September 30th, 2009 at 12:48 · Filed Under Blogging, Call Me a Geek, Computing, Linux, Mac OS X, Software Development, Solaris · Comment 

Since August 18, my software development work has been picking up its pace and I have checked in more works more often, at least five times on single productive day. Ever since, I have been manually backing up Subversion directory using tar. My project server is fornax.

Fornax is a 6-year old PC running Ubuntu. It wasn’t working properly due to the cooling fan in its power supply unit. Until about two weeks ago, I replaced the old fan. I am not very confident about the replacement because it is a third party part and the replacement isn’t as good as expected, but it works. I have to shut it down every night before going to bed.

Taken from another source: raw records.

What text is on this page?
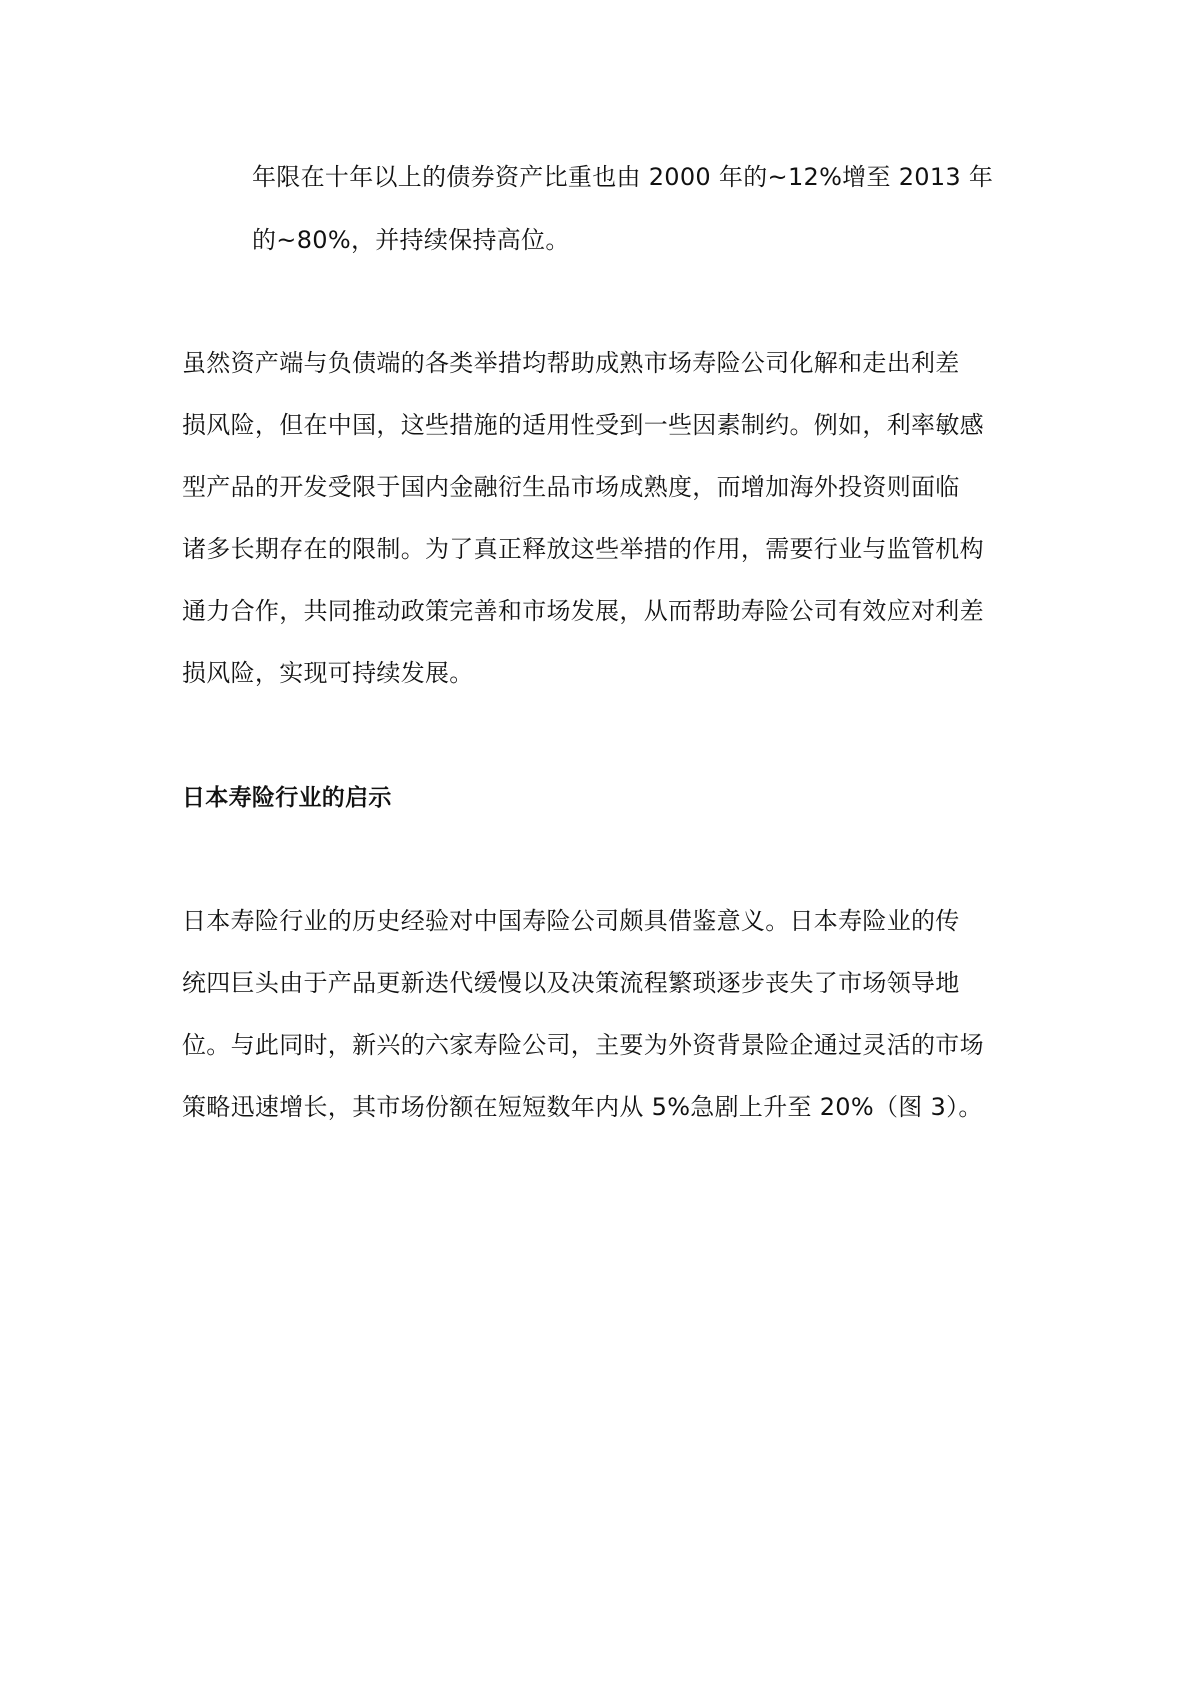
年限在十年以上的债券资产比重也由 2000 年的~12%增至 2013 年
的~80%，并持续保持高位。
虽然资产端与负债端的各类举措均帮助成熟市场寿险公司化解和走出利差
损风险，但在中国，这些措施的适用性受到一些因素制约。例如，利率敏感
型产品的开发受限于国内金融衍生品市场成熟度，而增加海外投资则面临
诸多长期存在的限制。为了真正释放这些举措的作用，需要行业与监管机构
通力合作，共同推动政策完善和市场发展，从而帮助寿险公司有效应对利差
损风险，实现可持续发展。
日本寿险行业的启示
日本寿险行业的历史经验对中国寿险公司颇具借鉴意义。日本寿险业的传
统四巨头由于产品更新迭代缓慢以及决策流程繁琐逐步丧失了市场领导地
位。与此同时，新兴的六家寿险公司，主要为外资背景险企通过灵活的市场
策略迅速增长，其市场份额在短短数年内从 5%急剧上升至 20%（图 3）。
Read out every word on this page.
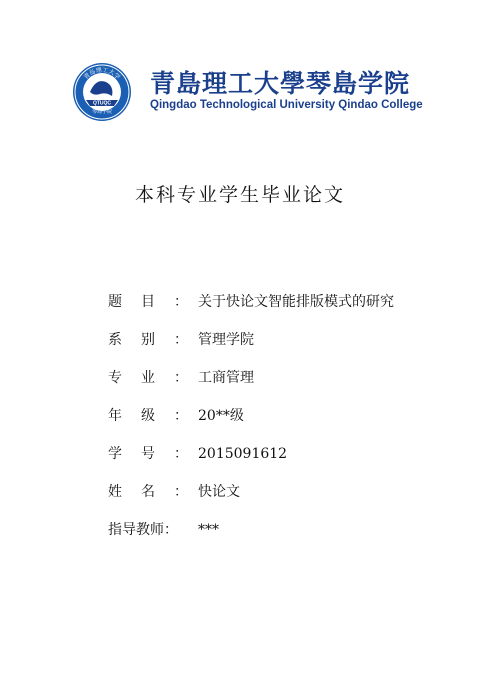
青岛理工大学
琴岛学院
QTUQC
青島理工大學琴島学院
Qingdao Technological University Qindao College
本科专业学生毕业论文
题 目 ： 关于快论文智能排版模式的研究
系 别 ： 管理学院
专 业 ： 工商管理
年 级 ： 20**级
学 号 ： 2015091612
姓 名 ： 快论文
指导教师：	***
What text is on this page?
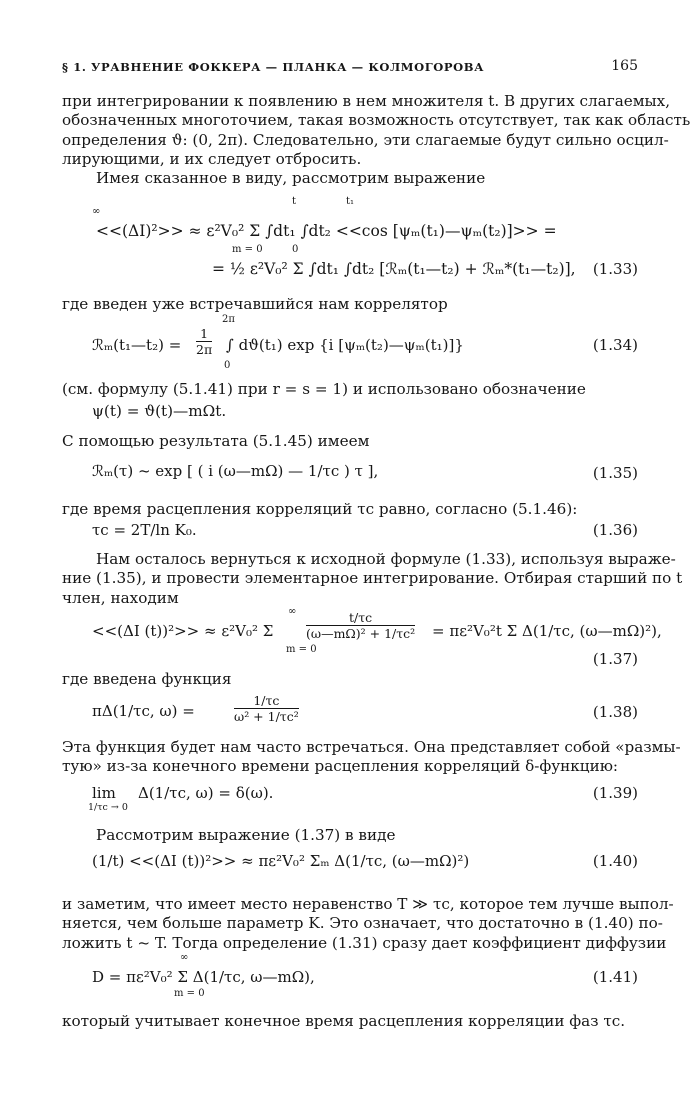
§ 1. УРАВНЕНИЕ ФОККЕРА — ПЛАНКА — КОЛМОГОРОВА	165
при интегрировании к появлению в нем множителя t. В других слагаемых,
обозначенных многоточием, такая возможность отсутствует, так как область
определения ϑ: (0, 2π). Следовательно, эти слагаемые будут сильно осцил-
лирующими, и их следует отбросить.
Имея сказанное в виду, рассмотрим выражение
∞
t	t₁
<<(ΔI)²>> ≈ ε²V₀² Σ ∫dt₁ ∫dt₂ <<cos [ψₘ(t₁)—ψₘ(t₂)]>> =
m = 0	0
= ½ ε²V₀² Σ ∫dt₁ ∫dt₂ [ℛₘ(t₁—t₂) + ℛₘ*(t₁—t₂)], (1.33)
где введен уже встречавшийся нам коррелятор
ℛₘ(t₁—t₂) = $\frac{1}{2\pi}$
2π
∫ dϑ(t₁) exp {i [ψₘ(t₂)—ψₘ(t₁)]}
0
(1.34)
(см. формулу (5.1.41) при r = s = 1) и использовано обозначение
ψ(t) = ϑ(t)—mΩt.
С помощью результата (5.1.45) имеем
ℛₘ(τ) ~ exp [ ( i (ω—mΩ) — 1/τc ) τ ],	(1.35)
где время расцепления корреляций τc равно, согласно (5.1.46):
τc = 2T/ln K₀.	(1.36)
Нам осталось вернуться к исходной формуле (1.33), используя выраже-
ние (1.35), и провести элементарное интегрирование. Отбирая старший по t
член, находим
∞
<<(ΔI (t))²>> ≈ ε²V₀² Σ	$\frac{t/\tau c}{\text{(ω—mΩ)² + 1/τc²}} = \pi\varepsilon^2V_0^2t$ Σ Δ(1/τc, (ω—mΩ)²),
m = 0
(1.37)
где введена функция
πΔ(1/τc, ω) =	$\frac{1/\tau c}{\text{ω² + 1/τc²}}$	(1.38)
Эта функция будет нам часто встречаться. Она представляет собой «размы-
тую» из-за конечного времени расцепления корреляций δ-функцию:
lim
1/τc → 0
Δ(1/τc, ω) = δ(ω).	(1.39)
Рассмотрим выражение (1.37) в виде
(1/t) <<(ΔI (t))²>> ≈ πε²V₀² Σₘ Δ(1/τc, (ω—mΩ)²)	(1.40)
и заметим, что имеет место неравенство T ≫ τc, которое тем лучше выпол-
няется, чем больше параметр K. Это означает, что достаточно в (1.40) по-
ложить t ~ T. Тогда определение (1.31) сразу дает коэффициент диффузии
∞
D = πε²V₀² Σ Δ(1/τc, ω—mΩ),
m = 0
(1.41)
который учитывает конечное время расцепления корреляции фаз τc.
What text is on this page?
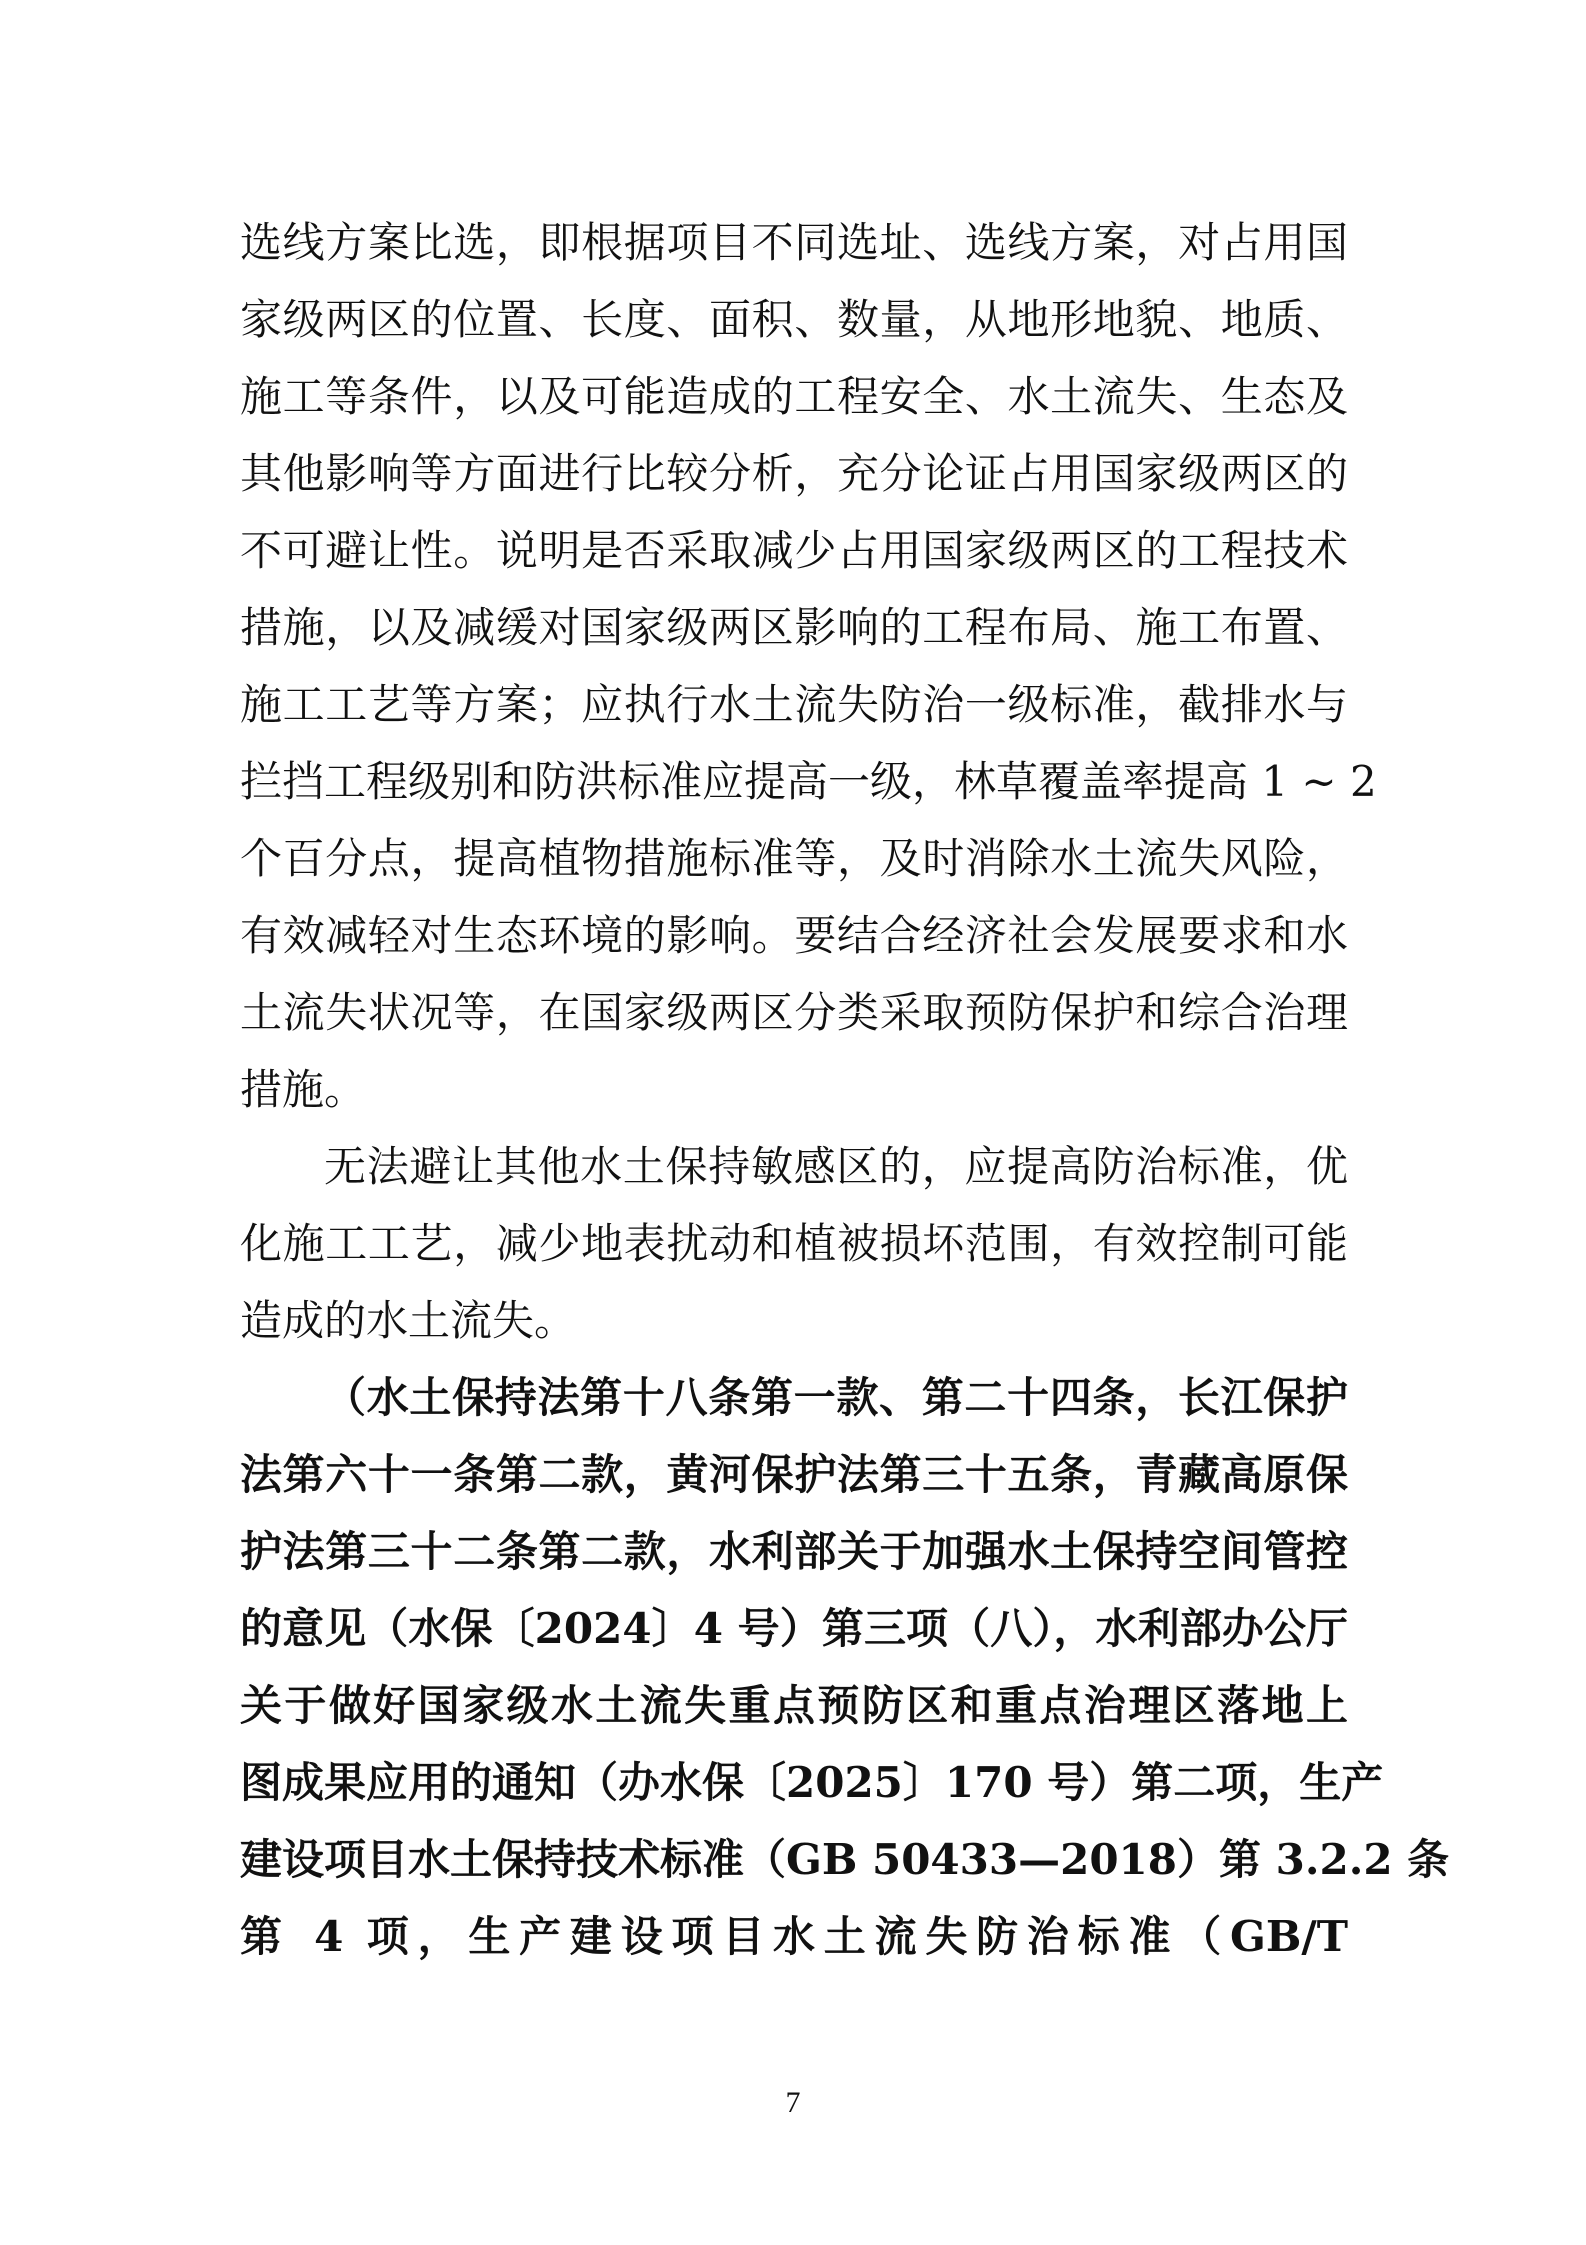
选线方案比选，即根据项目不同选址、选线方案，对占用国
家级两区的位置、长度、面积、数量，从地形地貌、地质、
施工等条件，以及可能造成的工程安全、水土流失、生态及
其他影响等方面进行比较分析，充分论证占用国家级两区的
不可避让性。说明是否采取减少占用国家级两区的工程技术
措施，以及减缓对国家级两区影响的工程布局、施工布置、
施工工艺等方案；应执行水土流失防治一级标准，截排水与
拦挡工程级别和防洪标准应提高一级，林草覆盖率提高 1 ~ 2
个百分点，提高植物措施标准等，及时消除水土流失风险，
有效减轻对生态环境的影响。要结合经济社会发展要求和水
土流失状况等，在国家级两区分类采取预防保护和综合治理
措施。
无法避让其他水土保持敏感区的，应提高防治标准，优
化施工工艺，减少地表扰动和植被损坏范围，有效控制可能
造成的水土流失。
（水土保持法第十八条第一款、第二十四条，长江保护
法第六十一条第二款，黄河保护法第三十五条，青藏高原保
护法第三十二条第二款，水利部关于加强水土保持空间管控
的意见（水保〔2024〕4 号）第三项（八），水利部办公厅
关于做好国家级水土流失重点预防区和重点治理区落地上
图成果应用的通知（办水保〔2025〕170 号）第二项，生产
建设项目水土保持技术标准（GB 50433—2018）第 3.2.2 条
第 4 项，生产建设项目水土流失防治标准（GB/T
7
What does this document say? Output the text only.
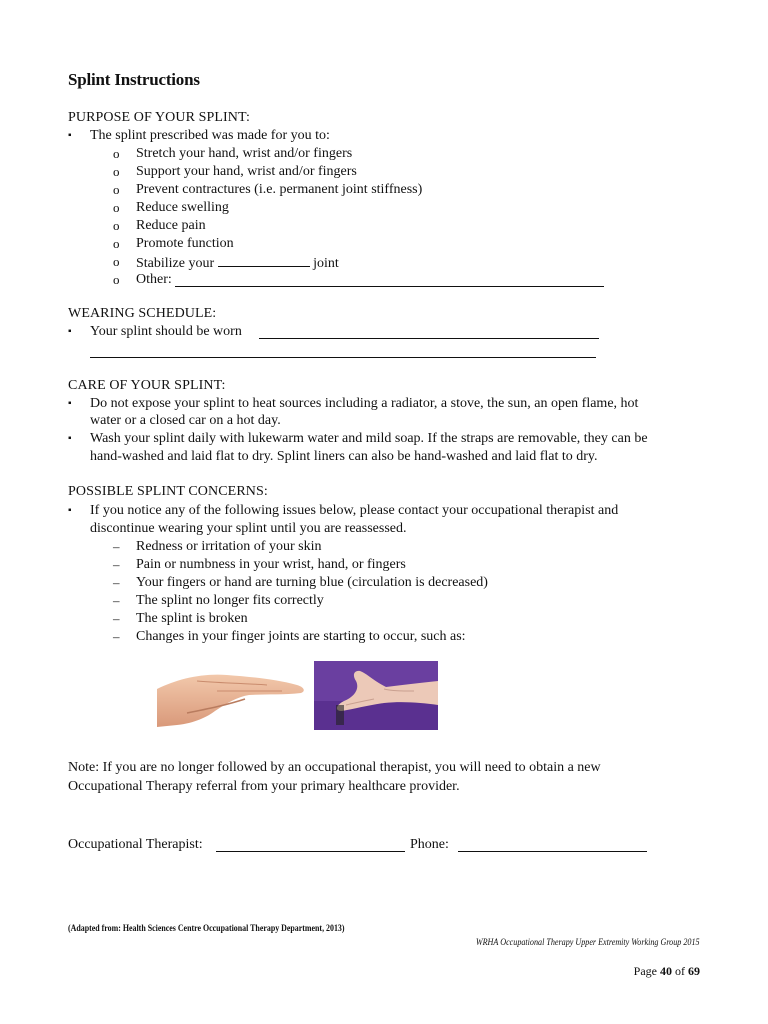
Splint Instructions
PURPOSE OF YOUR SPLINT:
▪ The splint prescribed was made for you to:
o Stretch your hand, wrist and/or fingers
o Support your hand, wrist and/or fingers
o Prevent contractures (i.e. permanent joint stiffness)
o Reduce swelling
o Reduce pain
o Promote function
o Stabilize your	joint
o Other:
WEARING SCHEDULE:
▪ Your splint should be worn
CARE OF YOUR SPLINT:
▪ Do not expose your splint to heat sources including a radiator, a stove, the sun, an open flame, hot
water or a closed car on a hot day.
▪ Wash your splint daily with lukewarm water and mild soap. If the straps are removable, they can be
hand-washed and laid flat to dry. Splint liners can also be hand-washed and laid flat to dry.
POSSIBLE SPLINT CONCERNS:
▪ If you notice any of the following issues below, please contact your occupational therapist and
discontinue wearing your splint until you are reassessed.
– Redness or irritation of your skin
– Pain or numbness in your wrist, hand, or fingers
– Your fingers or hand are turning blue (circulation is decreased)
– The splint no longer fits correctly
– The splint is broken
– Changes in your finger joints are starting to occur, such as:
Note: If you are no longer followed by an occupational therapist, you will need to obtain a new
Occupational Therapy referral from your primary healthcare provider.
Occupational Therapist:	Phone:
(Adapted from: Health Sciences Centre Occupational Therapy Department, 2013)
WRHA Occupational Therapy Upper Extremity Working Group 2015
Page 40 of 69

So, the last thing before I go to bed is to backup the svn directory and then shutdown the server. I am quite fed up with this extra manual works. Last night, before going to bed, I decided to automate this process. And I did it this morning.

I wrote a simple bash shell script to do the backup. I cron it so that the process will start automatically at 2300 hours and then shutdown.


#!/bin/bash

BACKUPFILE=/tmp/backups/svn-$(date +%Y%m%d).tar.gz

rm /tmp/backups/svn-*.gz
tar -cj /svn > $BACKUPFILE
for COMPUTER in host1 host2
do
   scp $BACKUPFILE user@$COMPUTER:Desktop/
done
/sbin/shutdown -h +5

UPDATE (05/10/2009): I setup a password-less ssh login so that no password is required for scp (secured copy). Now, after the backup, the backup file will be copied automatically to two other computers for safe keeping.